Dear Log,
I've been busy busy busy on my article for the next issue of The Perl Journal. It's about Text::Unidecode, which turns all writing systems into US-ASCII. The example writing system that I focus on in the article is Divehi, the script used by people in the Maldives, an atoll (a word that originally started out as a label for just those specific islands, in fact) in the Indian Ocean, south-southwest of India, right on the Equator.
Divehi is related to Sinhalese, but its writing system is very different. Good thing, too -- if it were written the same as Sinhalese, I'd have to find some other almost-as-good writing system as an example for my article.
Not that
Sinhalese script is exactly hard to look at, tho.
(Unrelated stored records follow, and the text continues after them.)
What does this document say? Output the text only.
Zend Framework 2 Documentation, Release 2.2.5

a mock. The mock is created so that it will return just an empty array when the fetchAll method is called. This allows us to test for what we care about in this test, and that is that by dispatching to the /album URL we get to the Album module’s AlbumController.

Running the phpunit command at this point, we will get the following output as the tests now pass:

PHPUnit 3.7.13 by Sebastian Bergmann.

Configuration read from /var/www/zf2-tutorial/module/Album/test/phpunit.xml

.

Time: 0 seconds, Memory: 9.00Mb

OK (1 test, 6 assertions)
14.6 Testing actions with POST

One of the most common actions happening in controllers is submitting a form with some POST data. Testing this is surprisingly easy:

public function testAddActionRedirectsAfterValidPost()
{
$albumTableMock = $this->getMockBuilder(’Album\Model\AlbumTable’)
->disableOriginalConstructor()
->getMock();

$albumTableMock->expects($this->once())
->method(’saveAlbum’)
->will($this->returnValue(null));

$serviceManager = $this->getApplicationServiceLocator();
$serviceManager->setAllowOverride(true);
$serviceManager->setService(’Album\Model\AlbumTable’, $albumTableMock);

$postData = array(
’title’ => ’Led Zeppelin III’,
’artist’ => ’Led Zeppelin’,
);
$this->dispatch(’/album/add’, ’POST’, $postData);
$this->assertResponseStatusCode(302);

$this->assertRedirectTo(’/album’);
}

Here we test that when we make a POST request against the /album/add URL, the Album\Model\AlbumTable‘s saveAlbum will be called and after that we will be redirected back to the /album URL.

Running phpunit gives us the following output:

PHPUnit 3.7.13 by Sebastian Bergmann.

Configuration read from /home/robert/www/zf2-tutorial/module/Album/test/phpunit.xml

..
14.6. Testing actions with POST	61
In fact,
Sinhalese is one of my favorite writing systems, along with
Tibetan
and Burmese
And some styles of Khmer
can be real pretty, too; and I do wish that the
Mongolians would use Old
Script more often. Hard to read, but very pretty.
Odd that these writing systems are all native to countries with
with troubled politics. Altho calling what happened in Cambodia a matter
of "politics" is a bit of an understatement.
A thought about the Maldives: I wonder what it's like being from a
country that almost no-one has ever heard of. "I'm from the Maldives."
"Malta?" "No, the Maldives." "That's that country by Romania, isn't it?"
"No, it's off the coast of India." "Oh, I bet it's one of those tiny
little desert islands with just a dozen
Polynesian
people on it!" "Well,
there's a third of a million of us, and we're not Polynesian."
I don't know about buying land there, though. Coral-reef atolls
and rising sea levels don't really mix well.